Of course there are exceptions, mostly in north Italy, but here in the south if I tell my grandma that I don’t eat meat she would likely yell at me xD, as I said there are exceptions of course but in the centre and the south if you tell someone that you don’t eat meat (ESPECIALLY adults and old people) they will look at you in a very strange way. The young generation is trying to change things of course, because everyone must be free to eat whatever they want, but still, is a long way.

Also something that is very VERY popular here is the “agritourism” (I hate them!!) where you basically see all the animals happy in the farm and you even pet them but then when you go to the agritourism’s restaurant you eat them >.< (fortunately (?) is better than some slaughterhouse, because they try to kill them in the fastes and painless way possible)


#119

Even outside agriturisms, for the italian law (I’m Italian too) all slaughterhouses must kill animals as painless as possible. Those who don’t are outlaw, and should be reported to the autorities.
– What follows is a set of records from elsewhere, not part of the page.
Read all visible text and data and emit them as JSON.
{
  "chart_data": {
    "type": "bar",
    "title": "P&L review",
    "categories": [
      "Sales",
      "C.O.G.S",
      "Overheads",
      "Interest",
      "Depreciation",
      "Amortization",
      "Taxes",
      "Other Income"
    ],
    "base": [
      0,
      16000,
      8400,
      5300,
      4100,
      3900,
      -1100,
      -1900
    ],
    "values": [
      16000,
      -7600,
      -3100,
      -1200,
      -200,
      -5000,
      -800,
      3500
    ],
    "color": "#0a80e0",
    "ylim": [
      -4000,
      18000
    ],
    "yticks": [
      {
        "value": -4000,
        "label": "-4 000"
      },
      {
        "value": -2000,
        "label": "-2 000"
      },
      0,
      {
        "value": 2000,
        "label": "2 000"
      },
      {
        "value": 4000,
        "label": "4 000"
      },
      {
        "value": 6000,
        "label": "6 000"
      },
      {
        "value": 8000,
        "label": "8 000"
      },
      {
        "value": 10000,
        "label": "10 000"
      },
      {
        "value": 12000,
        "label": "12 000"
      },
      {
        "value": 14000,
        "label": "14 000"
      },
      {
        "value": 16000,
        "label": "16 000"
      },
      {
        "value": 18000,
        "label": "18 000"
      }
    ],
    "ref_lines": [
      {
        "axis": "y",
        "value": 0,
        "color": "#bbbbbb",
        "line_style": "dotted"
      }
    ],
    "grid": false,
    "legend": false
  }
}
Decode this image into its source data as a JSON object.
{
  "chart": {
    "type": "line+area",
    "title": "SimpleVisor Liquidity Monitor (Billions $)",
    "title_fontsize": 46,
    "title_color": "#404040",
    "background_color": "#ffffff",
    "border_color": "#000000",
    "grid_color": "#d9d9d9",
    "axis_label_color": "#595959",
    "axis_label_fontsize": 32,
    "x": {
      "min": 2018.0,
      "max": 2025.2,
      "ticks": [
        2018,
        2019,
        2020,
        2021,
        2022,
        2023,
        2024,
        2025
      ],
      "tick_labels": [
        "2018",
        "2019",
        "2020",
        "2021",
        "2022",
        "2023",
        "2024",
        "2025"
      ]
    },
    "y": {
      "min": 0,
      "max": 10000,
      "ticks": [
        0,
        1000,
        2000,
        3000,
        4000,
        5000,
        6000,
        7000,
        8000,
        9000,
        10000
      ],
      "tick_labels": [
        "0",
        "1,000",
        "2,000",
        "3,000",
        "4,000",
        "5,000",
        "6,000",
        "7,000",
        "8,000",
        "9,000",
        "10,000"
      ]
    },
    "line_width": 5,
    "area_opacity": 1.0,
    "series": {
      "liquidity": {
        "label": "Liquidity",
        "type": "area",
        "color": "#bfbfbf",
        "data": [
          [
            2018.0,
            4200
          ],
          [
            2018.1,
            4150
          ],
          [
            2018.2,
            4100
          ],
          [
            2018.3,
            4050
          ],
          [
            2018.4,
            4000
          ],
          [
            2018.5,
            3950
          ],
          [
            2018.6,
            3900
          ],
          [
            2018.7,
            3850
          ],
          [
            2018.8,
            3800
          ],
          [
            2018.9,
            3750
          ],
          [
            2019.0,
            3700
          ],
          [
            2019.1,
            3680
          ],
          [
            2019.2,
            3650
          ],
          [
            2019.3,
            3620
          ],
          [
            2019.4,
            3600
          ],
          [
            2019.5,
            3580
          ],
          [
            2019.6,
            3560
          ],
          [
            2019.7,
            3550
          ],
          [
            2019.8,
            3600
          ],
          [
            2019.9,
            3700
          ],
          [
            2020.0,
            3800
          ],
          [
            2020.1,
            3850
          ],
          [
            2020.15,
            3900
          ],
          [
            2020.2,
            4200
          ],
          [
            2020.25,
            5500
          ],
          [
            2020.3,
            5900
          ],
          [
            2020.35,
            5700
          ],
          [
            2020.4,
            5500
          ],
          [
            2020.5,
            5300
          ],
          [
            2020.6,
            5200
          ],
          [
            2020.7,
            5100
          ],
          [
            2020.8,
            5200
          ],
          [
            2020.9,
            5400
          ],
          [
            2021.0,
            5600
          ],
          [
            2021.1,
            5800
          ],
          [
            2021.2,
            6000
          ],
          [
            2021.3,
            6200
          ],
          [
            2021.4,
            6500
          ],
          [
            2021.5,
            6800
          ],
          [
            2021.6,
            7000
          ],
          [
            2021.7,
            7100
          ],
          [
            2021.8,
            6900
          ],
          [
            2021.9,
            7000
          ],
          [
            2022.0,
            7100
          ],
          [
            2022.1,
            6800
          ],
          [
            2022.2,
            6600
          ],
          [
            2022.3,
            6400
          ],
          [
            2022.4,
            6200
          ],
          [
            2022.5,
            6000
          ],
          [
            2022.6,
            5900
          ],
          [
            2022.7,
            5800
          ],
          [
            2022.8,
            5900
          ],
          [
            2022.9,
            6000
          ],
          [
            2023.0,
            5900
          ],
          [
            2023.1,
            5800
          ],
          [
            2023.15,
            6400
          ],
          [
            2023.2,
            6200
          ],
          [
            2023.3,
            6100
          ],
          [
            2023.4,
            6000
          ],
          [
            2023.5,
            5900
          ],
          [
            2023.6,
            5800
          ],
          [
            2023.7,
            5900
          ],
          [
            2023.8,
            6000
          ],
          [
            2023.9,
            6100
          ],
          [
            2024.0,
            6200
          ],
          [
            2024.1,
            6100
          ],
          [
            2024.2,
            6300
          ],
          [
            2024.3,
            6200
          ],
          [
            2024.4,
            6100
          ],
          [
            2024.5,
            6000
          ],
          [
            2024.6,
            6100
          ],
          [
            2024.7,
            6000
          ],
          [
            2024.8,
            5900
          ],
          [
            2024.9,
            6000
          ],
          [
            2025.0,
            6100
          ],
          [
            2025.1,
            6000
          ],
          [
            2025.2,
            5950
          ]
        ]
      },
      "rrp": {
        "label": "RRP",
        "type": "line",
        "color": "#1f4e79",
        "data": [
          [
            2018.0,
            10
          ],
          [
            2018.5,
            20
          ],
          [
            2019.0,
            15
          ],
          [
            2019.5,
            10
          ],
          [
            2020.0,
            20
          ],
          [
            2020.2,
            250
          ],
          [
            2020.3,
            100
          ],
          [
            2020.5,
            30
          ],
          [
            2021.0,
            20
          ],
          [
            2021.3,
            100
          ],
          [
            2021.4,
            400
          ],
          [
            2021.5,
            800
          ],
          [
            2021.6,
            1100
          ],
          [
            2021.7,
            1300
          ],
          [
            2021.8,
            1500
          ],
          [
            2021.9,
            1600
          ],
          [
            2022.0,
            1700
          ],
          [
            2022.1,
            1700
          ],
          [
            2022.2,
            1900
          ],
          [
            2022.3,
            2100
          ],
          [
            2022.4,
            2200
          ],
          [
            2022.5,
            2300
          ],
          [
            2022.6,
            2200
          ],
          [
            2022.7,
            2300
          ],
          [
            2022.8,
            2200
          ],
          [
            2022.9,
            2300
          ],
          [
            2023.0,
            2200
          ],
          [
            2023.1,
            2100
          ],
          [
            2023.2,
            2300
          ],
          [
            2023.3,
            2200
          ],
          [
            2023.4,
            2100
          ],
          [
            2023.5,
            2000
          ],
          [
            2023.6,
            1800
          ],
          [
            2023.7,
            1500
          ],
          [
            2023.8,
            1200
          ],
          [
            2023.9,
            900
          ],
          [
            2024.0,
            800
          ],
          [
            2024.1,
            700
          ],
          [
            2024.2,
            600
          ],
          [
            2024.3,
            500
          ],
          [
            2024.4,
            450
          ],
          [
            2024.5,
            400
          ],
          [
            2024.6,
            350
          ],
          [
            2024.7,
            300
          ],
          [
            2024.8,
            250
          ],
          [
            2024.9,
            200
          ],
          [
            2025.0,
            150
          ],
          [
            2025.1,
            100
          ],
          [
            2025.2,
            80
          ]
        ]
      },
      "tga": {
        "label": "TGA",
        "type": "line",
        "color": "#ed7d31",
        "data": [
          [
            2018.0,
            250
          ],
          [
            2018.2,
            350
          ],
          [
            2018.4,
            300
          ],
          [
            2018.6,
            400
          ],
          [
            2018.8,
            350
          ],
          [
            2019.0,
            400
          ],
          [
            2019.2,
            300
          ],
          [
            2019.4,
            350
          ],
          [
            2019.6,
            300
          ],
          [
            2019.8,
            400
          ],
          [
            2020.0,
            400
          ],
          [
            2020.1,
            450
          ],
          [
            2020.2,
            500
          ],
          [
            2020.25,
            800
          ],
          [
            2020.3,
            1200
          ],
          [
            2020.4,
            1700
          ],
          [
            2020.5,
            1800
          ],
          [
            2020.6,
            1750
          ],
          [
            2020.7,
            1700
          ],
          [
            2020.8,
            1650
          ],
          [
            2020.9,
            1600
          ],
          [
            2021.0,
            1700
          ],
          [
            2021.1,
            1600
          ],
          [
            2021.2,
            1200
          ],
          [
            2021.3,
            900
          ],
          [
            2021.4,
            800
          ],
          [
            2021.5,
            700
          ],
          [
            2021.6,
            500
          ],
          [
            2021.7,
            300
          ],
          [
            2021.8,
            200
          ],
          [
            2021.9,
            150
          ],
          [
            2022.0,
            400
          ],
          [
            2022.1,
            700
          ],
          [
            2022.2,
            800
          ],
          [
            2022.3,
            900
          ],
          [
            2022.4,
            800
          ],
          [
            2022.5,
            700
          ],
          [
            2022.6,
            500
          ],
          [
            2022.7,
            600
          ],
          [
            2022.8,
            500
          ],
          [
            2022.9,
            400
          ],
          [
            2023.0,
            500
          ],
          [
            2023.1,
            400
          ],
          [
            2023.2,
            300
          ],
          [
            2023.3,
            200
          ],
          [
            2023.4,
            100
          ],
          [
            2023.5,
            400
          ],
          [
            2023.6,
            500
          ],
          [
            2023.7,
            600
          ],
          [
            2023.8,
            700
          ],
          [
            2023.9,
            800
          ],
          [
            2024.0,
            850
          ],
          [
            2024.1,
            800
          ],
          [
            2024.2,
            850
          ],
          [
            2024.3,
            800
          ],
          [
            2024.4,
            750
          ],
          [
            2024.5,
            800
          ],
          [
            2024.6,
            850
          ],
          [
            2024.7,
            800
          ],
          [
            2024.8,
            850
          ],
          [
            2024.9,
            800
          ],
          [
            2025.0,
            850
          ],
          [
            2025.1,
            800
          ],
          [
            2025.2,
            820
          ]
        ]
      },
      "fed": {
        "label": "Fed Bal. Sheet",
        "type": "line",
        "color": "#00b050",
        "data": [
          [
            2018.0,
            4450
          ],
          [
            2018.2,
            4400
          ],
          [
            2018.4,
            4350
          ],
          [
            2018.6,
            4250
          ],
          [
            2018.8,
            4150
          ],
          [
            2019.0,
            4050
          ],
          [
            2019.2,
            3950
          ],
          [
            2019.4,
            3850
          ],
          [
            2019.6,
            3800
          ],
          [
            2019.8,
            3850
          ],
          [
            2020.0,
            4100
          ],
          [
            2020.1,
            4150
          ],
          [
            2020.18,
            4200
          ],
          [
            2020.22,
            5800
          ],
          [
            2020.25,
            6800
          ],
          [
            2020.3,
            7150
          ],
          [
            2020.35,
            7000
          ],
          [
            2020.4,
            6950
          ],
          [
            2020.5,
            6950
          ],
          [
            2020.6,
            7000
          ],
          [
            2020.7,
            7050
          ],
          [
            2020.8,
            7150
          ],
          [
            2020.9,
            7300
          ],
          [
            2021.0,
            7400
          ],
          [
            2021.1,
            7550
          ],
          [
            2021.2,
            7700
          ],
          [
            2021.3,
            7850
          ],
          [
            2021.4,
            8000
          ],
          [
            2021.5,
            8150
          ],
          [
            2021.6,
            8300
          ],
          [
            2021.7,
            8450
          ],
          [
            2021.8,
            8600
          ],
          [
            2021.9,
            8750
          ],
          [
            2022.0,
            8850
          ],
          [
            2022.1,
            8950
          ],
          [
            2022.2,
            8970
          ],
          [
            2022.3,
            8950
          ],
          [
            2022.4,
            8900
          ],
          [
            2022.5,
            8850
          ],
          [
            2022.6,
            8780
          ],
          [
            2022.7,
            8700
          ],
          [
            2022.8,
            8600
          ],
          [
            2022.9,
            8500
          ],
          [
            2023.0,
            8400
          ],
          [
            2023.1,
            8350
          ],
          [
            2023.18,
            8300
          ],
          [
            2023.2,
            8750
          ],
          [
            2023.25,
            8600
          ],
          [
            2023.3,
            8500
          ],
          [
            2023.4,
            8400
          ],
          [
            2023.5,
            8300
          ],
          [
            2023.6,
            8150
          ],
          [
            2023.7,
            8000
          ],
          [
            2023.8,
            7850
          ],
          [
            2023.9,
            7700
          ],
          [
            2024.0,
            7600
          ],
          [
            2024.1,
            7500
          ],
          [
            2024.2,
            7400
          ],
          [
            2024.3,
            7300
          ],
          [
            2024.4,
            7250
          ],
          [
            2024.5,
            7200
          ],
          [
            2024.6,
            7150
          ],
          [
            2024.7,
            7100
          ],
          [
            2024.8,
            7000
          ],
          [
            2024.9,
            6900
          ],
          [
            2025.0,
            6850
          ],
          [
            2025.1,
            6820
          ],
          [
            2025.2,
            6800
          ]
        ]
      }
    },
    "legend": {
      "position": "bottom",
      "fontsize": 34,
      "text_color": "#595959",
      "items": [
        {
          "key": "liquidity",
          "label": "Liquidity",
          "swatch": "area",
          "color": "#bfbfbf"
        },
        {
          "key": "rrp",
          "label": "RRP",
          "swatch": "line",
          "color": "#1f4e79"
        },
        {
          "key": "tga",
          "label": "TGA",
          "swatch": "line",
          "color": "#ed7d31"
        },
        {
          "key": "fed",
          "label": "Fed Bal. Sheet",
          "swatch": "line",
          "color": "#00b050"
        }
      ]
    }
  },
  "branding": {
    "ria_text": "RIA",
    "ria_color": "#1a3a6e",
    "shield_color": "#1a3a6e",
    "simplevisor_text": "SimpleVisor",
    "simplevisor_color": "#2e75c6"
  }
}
Most agriturisms serve mostly bio product from their activities, mostly cheese and derivate.

I know my grandparents would have sent me in my room with no food at all, if I told them I refused to eat meat (and I never will!) because for people who tasted the Hunger during WW2, when food was scarce, and even cats where eaten (masked as “rabbit meat”) it would have felt like a slap in the face.


#120

All true, my grandma lost her husband during war, so for her that would be a true affront.

Sadly I have not recovered yet from a bad experience happened in an agriturisms, there was this cow named Luisa, she was so cute and friendly and she became my friend for a day, when I returned there after few months, I asked the owner where she was, and with a laugh he answered me “you are eating her”. I was only 8 years old so… imagine.